QUO VADIS, BABY?
Ci incontriamo a casa di Gaia, la sua amica. Me la faccio a piedi. Me la sbatto di SUV e gipponi (ma indulgo con le cabrio: la cabrio, rigorosamente nera, avendo Galatea bandito lo stuffoso SUV, fosse pure black – il libro parla chiaro). Del resto, è noto che “… dove ci sono le Range Rover non può esserci una gran sete di conoscenza” (ancor prima di me, la Grazia Verasani ‘noir’ di ‘Quo vadis, baby?’).
“Se il fischiare del vento non potrai sentirlo tu, tu puoi cantare vittoria, puoi raccontare una storia… non scritta da noi.” Dimentico gli insegnamenti zen (e noir) e, eroe solitario, allungo il passo (sono al bivio – mi guardo a destra. Ci sarà pure qualcuno…). È la mia prima volta e non posso tardare. Tradirla? Jamais. (il gallo è lento a cantare).
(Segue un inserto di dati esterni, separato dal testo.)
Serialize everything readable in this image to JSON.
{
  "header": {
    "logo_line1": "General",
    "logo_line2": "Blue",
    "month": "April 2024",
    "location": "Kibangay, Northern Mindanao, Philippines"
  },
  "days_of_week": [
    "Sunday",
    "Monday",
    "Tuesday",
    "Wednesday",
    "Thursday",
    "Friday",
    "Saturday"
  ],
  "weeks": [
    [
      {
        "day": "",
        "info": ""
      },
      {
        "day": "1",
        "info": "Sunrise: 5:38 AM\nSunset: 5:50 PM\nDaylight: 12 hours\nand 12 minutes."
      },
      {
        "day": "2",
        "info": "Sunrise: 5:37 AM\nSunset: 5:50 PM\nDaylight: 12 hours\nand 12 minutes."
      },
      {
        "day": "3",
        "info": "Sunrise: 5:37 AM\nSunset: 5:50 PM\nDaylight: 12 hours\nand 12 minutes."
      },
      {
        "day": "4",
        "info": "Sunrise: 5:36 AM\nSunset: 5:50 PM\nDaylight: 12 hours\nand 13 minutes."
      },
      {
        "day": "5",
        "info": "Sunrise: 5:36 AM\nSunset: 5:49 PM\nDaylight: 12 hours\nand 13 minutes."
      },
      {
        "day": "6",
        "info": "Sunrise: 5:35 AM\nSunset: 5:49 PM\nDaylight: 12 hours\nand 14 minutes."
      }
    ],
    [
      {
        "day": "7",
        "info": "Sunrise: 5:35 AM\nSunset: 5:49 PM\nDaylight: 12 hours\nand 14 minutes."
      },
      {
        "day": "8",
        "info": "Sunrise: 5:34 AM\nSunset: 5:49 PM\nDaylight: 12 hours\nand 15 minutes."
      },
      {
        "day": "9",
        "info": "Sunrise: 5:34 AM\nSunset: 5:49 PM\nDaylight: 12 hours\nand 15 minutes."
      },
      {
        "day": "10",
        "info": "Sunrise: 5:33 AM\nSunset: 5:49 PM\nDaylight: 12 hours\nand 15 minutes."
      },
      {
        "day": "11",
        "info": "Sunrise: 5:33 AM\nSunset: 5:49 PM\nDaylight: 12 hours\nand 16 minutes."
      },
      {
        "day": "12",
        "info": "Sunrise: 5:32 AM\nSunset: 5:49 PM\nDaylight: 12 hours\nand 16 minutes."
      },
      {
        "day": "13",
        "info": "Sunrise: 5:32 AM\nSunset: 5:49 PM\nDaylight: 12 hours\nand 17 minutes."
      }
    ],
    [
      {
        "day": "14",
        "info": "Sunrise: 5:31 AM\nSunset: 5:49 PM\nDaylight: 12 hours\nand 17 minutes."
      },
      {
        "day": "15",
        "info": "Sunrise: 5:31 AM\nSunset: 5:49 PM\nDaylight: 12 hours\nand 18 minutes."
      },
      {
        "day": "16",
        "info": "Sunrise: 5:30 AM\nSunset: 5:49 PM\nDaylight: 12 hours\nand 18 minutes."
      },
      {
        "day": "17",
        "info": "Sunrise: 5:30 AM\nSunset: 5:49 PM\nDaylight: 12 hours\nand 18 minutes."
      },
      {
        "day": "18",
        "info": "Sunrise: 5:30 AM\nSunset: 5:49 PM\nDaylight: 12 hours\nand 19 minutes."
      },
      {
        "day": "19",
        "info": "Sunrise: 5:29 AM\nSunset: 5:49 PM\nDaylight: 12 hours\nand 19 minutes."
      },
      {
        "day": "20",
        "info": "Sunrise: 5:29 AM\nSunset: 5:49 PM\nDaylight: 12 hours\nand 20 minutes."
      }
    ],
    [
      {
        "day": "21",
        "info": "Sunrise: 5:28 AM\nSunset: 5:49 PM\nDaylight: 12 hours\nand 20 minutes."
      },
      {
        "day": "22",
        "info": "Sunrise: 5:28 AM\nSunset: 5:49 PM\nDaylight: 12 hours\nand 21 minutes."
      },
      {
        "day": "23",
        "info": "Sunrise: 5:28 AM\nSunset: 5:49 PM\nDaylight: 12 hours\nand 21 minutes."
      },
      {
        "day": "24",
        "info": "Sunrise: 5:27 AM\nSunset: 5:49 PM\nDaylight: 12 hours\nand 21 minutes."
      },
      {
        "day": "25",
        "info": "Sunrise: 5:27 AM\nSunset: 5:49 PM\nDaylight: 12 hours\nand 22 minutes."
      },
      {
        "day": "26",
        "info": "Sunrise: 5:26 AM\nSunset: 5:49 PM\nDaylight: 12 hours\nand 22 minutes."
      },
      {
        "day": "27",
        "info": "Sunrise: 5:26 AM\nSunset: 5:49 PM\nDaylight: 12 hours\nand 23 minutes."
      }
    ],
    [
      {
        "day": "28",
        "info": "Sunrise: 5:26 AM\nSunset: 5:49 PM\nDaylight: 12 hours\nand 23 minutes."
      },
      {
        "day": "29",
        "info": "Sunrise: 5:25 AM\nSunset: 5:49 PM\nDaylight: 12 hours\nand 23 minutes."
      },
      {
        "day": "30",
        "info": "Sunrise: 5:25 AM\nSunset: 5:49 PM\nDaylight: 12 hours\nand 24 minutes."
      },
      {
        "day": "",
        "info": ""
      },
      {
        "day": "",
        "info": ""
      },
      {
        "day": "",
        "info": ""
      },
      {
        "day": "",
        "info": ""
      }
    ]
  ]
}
Atmosfera da romanzo giallo. Tinta di noir. V’intingo la mia plume mentale (ogni occasione è buona per prendere appunti – il mio block-notes non è mai bianco). Il portico mi inghiotte pietoso, la luna si piega, s’incurva maliziosamente – alla Totò –, cerca d’infilarsi nel passaggio coperto, vi sbatte la testa (è luna piena): tenta d’illuminarmi, malgré tout.
“Stanotte allenerò le mie labbra a sorridere e dovrò quindi pensare a lavarmi fino alla morte i denti.” Un pensiero (a) folle alla Piero Ciampi mi assale, un po’ gorgeous un po’ gargoyle. Gorgheggio in silenzio, ingaggio una breve lotta con le mie fumisterie cerebrali, inciampo ma tiro dritto.
Dove stai andando? Rimetto la mia mente a cuccia e proseguo. Niente facce, niente piedi, solo ombre. Notte d’ambra: una cocotte mi sussurra qualcosa, un transex traballa su tacchi follemente siliconati, ma io glisso su entrambi.
Scivolo a folle sull’impalpabile velo del pavé, spio tutt’intorno: sono di nuovo solo, tutto il resto è noia (la naia non c’è più: rimane la paranoia, ma non mi fa più paura – ho l’ombrello). Pioviggina, sono disarmato: un altro portico mi accoglie prodigo nel suo seno, ma io lo titillo solamente. Sarà per la prossima volta.
La città si colora di buio e di fari arancio (ne sento la fragranza). Nient’altro, solo l’aria della notte e l’odore del fumo e le stelle. Spremo il paraplouie (sotto i portici di Borgo Stretto non serve), tiro su il bavero – l’immancabile giubbotto para… di pelle nera alla Lou Reed (Lou? Il nome comincia a ‘bollire’), gasato SanBabila-style (tanto per colorare di nero il rosso ’68 – …un po’ fiumano lo era. E io? Un lattante), e sfilo via accanto a visi senza faccia (e dalle orecchie piccole). Ma sento anche vibrazioni affini: ci sono ancora tracce di vita su questo pianeta! E il sangue dei martiri germinerà nuovi eroi (chissà…).
Asfalto bagnato. Fischia il vento (e mi gorgoglia il ventre: sono a digiuno). La città mi scivola accanto, sopra, sotto… Ma sento qualcosa d’incombente, c’è something new in the air… una sorta di fighting stimmung. Devo aderire al mio fatum, accoglierlo (sia pure in posizione fetale – il kamasutra è per il momento in stand-by). Sarò un macho fatal, ma ogni tanto bussa la femme.
La vie en rouge (vue de droite). Lascio il club dei sogni, allungo ancora il passo scavalcando il tempo (è giunto il mio kairòs), dondolo ondeggio sbando scivolo (è una cover: mi piace assaggiare le ciliegine); poi lei, la tigre che divora, mi raggiunge e procediamo affiancati: la casa ‘deputata’ è vicina, inutile sprecare energie.
Suoni sincopati e barriti alla Miles Davis mi inseguono, sbucati da chissà dove: mi sento come un ‘miles gloriosus’ nella giungla urbana. Me ne faccio una ragione: nel patchwork di stoffe e colori, nella jam-session di suoni, parole, flatus vocis, qualche gemma pure ci sarà.
Tutto il mondo dorme. Respiro a plesso solare aperto, mi ricarico guardando la luna piena e mi disintossico inspirando la polvere delle stelle. “Mugola in lontananza un aspirapolvere.”
Tratto dall'inedito Nietzche: sneakers o tacchi a spillo?